Она откинула одеяло, встала и подошла к двери. Ее комната выходила на лестничную площадку на втором этаже, и она успела заметить макушку Бретта, спускавшегося по лестнице. Его всклокоченный хохолок на секунду мелькнул, а потом скрылся из виду.

Она пошла следом за ним.

Когда Черити подошла к лестнице, Бретт уже сворачивал в коридор, ведущий из прихожей в кухню. Она открыла рот, собираясь его окликнуть… и тут же закрыла. Они все-таки в чужом доме, где все еще спят.

К тому же что-то такое в его походке… в положении тела… хотя прошло уже несколько лет…

Она спустилась по лестнице быстро и почти бесшумно, потому что была босиком. Прошла следом за Бреттом на кухню, но не стала входить – остановилась в дверях. Он был голый по пояс, в одних голубых пижамных штанах с белыми хлопковыми завязками, свисавшими чуть ниже аккуратной мальчишеской промежности. Хотя лето еще даже не перевалило за середину, он уже загорел дочерна – Бретт был смуглым, как отец, и легко загорал.
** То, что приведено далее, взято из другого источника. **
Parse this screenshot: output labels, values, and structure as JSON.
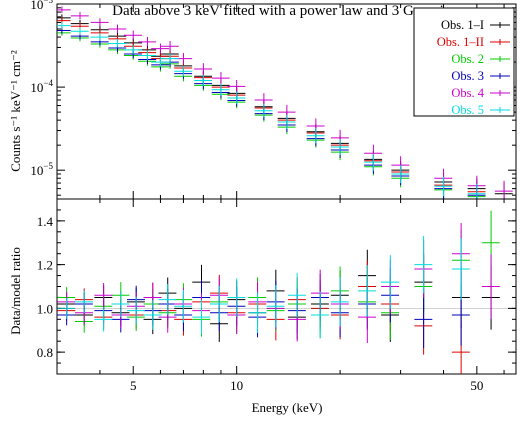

Стоя в дверях, Черити видела его в профиль. Прозрачный утренний свет омывал его тело, пока он что-то высматривал в кухонных шкафчиках, висевших над раковиной и плитой. Ее сердце наполнилось страхом и изумлением. Какой он красивый, подумала Черити. Все, что есть или было красивого в нас, – все досталось ему. Она не забудет эти минуты, когда увидела сына в одних пижамных штанах и почти разгадала тайну его прекрасного детства, которое так быстро проходит. Она любовалась его худым, но мускулистым телом, его крепкими ягодицами, его чистыми босыми пятками. Ее любящим материнским глазам он представлялся… подлинным совершенством.

Бретт ее не замечал, потому что спал. Он и раньше, случалось, ходил во сне; в общей сложности около дюжины раз, в возрасте от четырех до восьми лет. Ее это тревожило – даже пугало, – и она обратилась за консультацией к доктору Грешему (без ведома Джо). Она не боялась, что Бретт сходит с ума – каждому, кто его знал, сразу было ясно, что он абсолютно нормальный, смышленый мальчик, – но она опасалась, что в таком состоянии он может пораниться. Доктор Грешем сказал, что такое очень маловероятно и что почти все нелепые представления о снохождении сложились у публики под влиянием низкобюджетных фильмов, чьи создатели не потрудились изучить вопрос.

– Мы мало что знаем о лунатизме, – сказал он. – Однако мы знаем, что он чаще встречается у детей, чем у взрослых. Ребенок постоянно растет, взаимодействие между сознанием и телом укрепляется из года в год, миссис Камбер, и многие специалисты считают, что снохождение – это симптом временного и весьма незначительного дисбаланса между ростом сознания и ростом тела.

– Как боли при росте? – с сомнением спросила она.

– Вот именно, – улыбнулся Грешем. Он начертил на листочке колоколообразную кривую линию и объяснил, что лунатизм Бретта достигнет пика, какое-то время продержится в верхней точке, после чего потихоньку пойдет на спад. И пройдет окончательно сам собой.

Она ушла, несколько успокоенная уверениями врача, что Бретт не выйдет во сне из окна и не забредет на середину скоростного шоссе, но она мало что поняла. Через неделю она привела к доктору Бретта. Ему тогда только-только исполнилось шесть. Грешем его осмотрел и признал абсолютно здоровым. И кстати, доктор был прав. В последний раз Бретт ходил во сне больше двух лет назад.